Factfulness | Book Review


Factfulness begins with a pop quiz of thirteen questions about the state of the world. Each question has three possible answers, labeled A, B, and C. For example

  1. In the last 20 years, the proportion of the world population living in extreme poverty has…
  • A: almost doubled
  • B: remained more or less the same
  • C: almost halved

Hans Rosling has posed questions such as this to audiences worldwide for the last two decades. Invariably, audiences perform worse than chimpanzees randomly picking bananas marked A, B, and C. There’s a tendency to audiences’ bad performances, however. They tend to assume that things are getting worse in the world, when actually, things are getting better.

For example, the correct to question 3 above is C. In the last twenty years, the proportion of the world living in extreme poverty has almost halved. As a rule, if you select the most positive answer to Rosling’s questions, you’re likely to be correct. When we’re talking about trends in female education rates, life expectancy, deaths from natural disasters, infant vaccination, access to electricity, and the like, that’s good news.

So why do people think things are getting worse? Rosling and his coauthors finger ten instincts that mislead us.

  1. The Gap Instinct
  2. The Negativity Instinct
  3. The Straight Line Instinct
  4. The Fear Instinct
  5. The Size Instinct
  6. The Generalization Instinct
  7. The Destiny Instinct
  8. The Single Perspective Instinct
  9. The Blame Instinct
  10. The Urgency Instinct

These instincts can be useful in certain contexts, but they also have a tendency to mislead our thinking. Take the fear instinct, for example. Certainly there are things to be afraid of in life. But Rosling notes, “Our natural fears of violence, captivity, and contamination make us systematically overestimate these risks.” The way to overcome this instinct is to “calculate the risks.”

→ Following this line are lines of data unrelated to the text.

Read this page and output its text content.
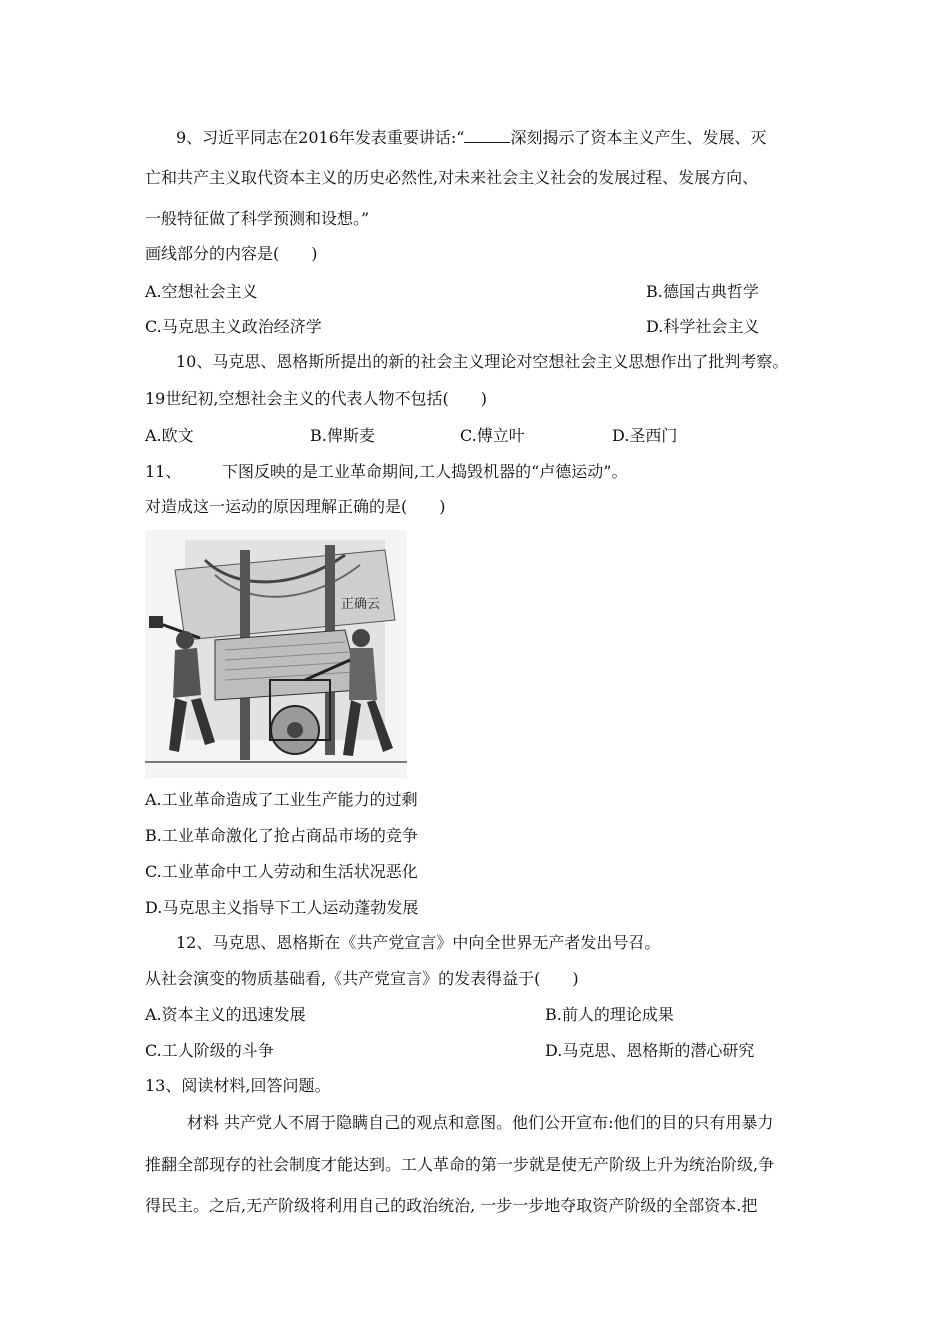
9、习近平同志在2016年发表重要讲话:“	深刻揭示了资本主义产生、发展、灭
亡和共产主义取代资本主义的历史必然性,对未来社会主义社会的发展过程、发展方向、
一般特征做了科学预测和设想。”
画线部分的内容是(　　)
A.空想社会主义	B.德国古典哲学
C.马克思主义政治经济学	D.科学社会主义
10、马克思、恩格斯所提出的新的社会主义理论对空想社会主义思想作出了批判考察。
19世纪初,空想社会主义的代表人物不包括(　　)
A.欧文	B.俾斯麦	C.傅立叶	D.圣西门
11、	下图反映的是工业革命期间,工人捣毁机器的“卢德运动”。
对造成这一运动的原因理解正确的是(　　)
正确云
A.工业革命造成了工业生产能力的过剩
B.工业革命激化了抢占商品市场的竞争
C.工业革命中工人劳动和生活状况恶化
D.马克思主义指导下工人运动蓬勃发展
12、马克思、恩格斯在《共产党宣言》中向全世界无产者发出号召。
从社会演变的物质基础看,《共产党宣言》的发表得益于(　　)
A.资本主义的迅速发展	B.前人的理论成果
C.工人阶级的斗争	D.马克思、恩格斯的潜心研究
13、阅读材料,回答问题。
材料 共产党人不屑于隐瞒自己的观点和意图。他们公开宣布:他们的目的只有用暴力
推翻全部现存的社会制度才能达到。工人革命的第一步就是使无产阶级上升为统治阶级,争
得民主。之后,无产阶级将利用自己的政治统治, 一步一步地夺取资产阶级的全部资本.把
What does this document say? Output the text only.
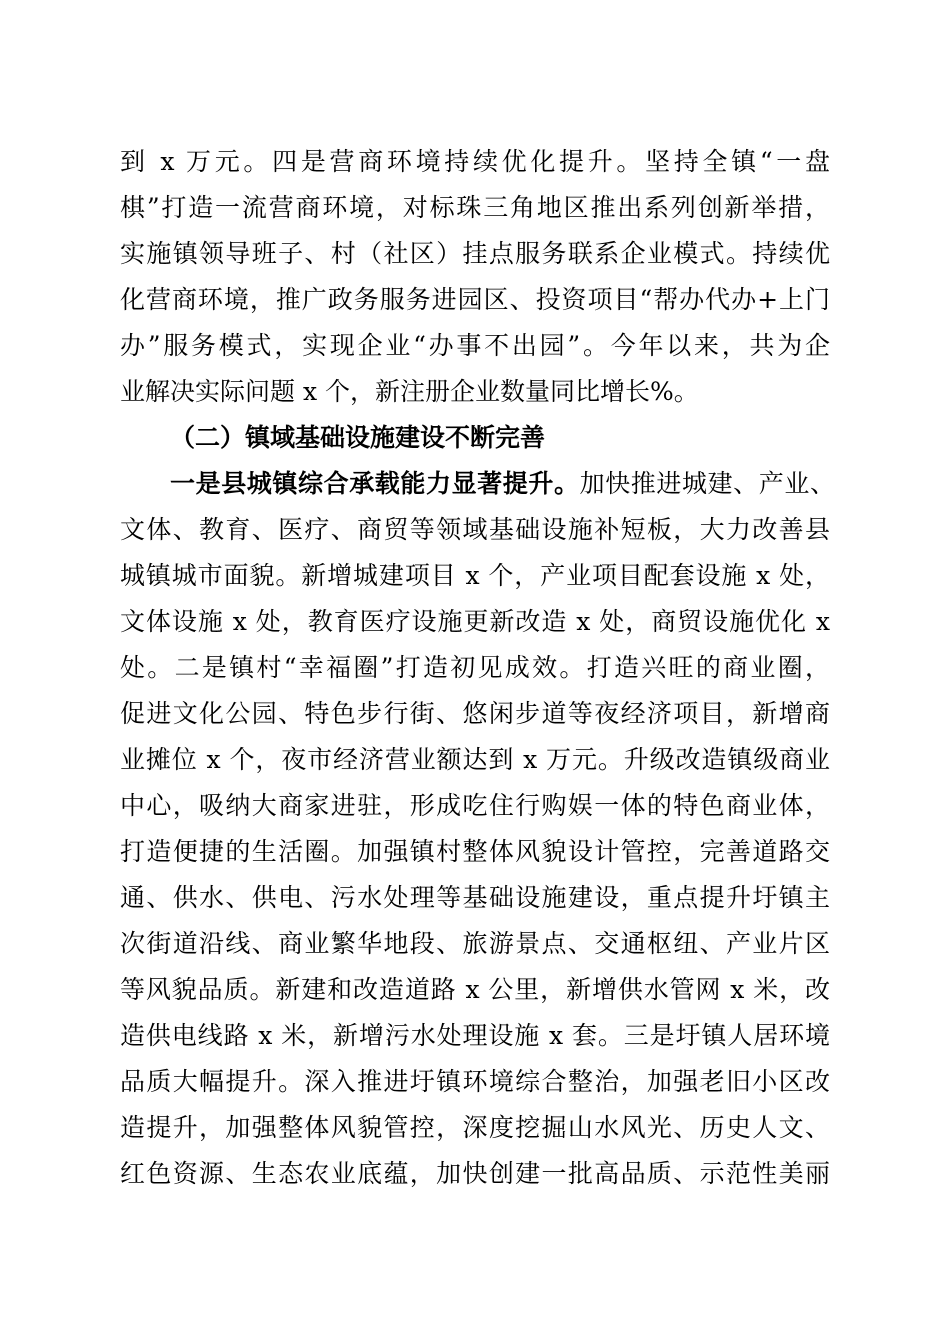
到 x 万元。四是营商环境持续优化提升。坚持全镇“一盘
棋”打造一流营商环境，对标珠三角地区推出系列创新举措，
实施镇领导班子、村（社区）挂点服务联系企业模式。持续优
化营商环境，推广政务服务进园区、投资项目“帮办代办+上门
办”服务模式，实现企业“办事不出园”。今年以来，共为企
业解决实际问题 x 个，新注册企业数量同比增长%。
（二）镇域基础设施建设不断完善
一是县城镇综合承载能力显著提升。加快推进城建、产业、
文体、教育、医疗、商贸等领域基础设施补短板，大力改善县
城镇城市面貌。新增城建项目 x 个，产业项目配套设施 x 处，
文体设施 x 处，教育医疗设施更新改造 x 处，商贸设施优化 x
处。二是镇村“幸福圈”打造初见成效。打造兴旺的商业圈，
促进文化公园、特色步行街、悠闲步道等夜经济项目，新增商
业摊位 x 个，夜市经济营业额达到 x 万元。升级改造镇级商业
中心，吸纳大商家进驻，形成吃住行购娱一体的特色商业体，
打造便捷的生活圈。加强镇村整体风貌设计管控，完善道路交
通、供水、供电、污水处理等基础设施建设，重点提升圩镇主
次街道沿线、商业繁华地段、旅游景点、交通枢纽、产业片区
等风貌品质。新建和改造道路 x 公里，新增供水管网 x 米，改
造供电线路 x 米，新增污水处理设施 x 套。三是圩镇人居环境
品质大幅提升。深入推进圩镇环境综合整治，加强老旧小区改
造提升，加强整体风貌管控，深度挖掘山水风光、历史人文、
红色资源、生态农业底蕴，加快创建一批高品质、示范性美丽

Rosling doesn’t deny that bad things happen, but he insists that “things can be both bad and better.” He is not some Panglossian optimist, in other words, thinking that this is the best of all possible worlds. Rather, based on facts about material improvement in the human condition, he is a “possibilist.”

I highly recommend reading Factfulness. Learning about material improvements to the human condition is exciting. But I also recommend it because it offers sound guidance about how to interpret the barrage of information presented to us daily. Knowing how to read, interpret, and filter out the noise in trends is a necessary component of a contemporary worldview, leading to better informed—and hence more productive—action.

Book Reviewed
Hans Rosling, with Ola Rosling and Anna Rosling Rönnlund, Factfulness: Ten Reasons We’re Wrong about the World—and Why Things Are Better Than You Think (New York: Flatiron Books, 2018).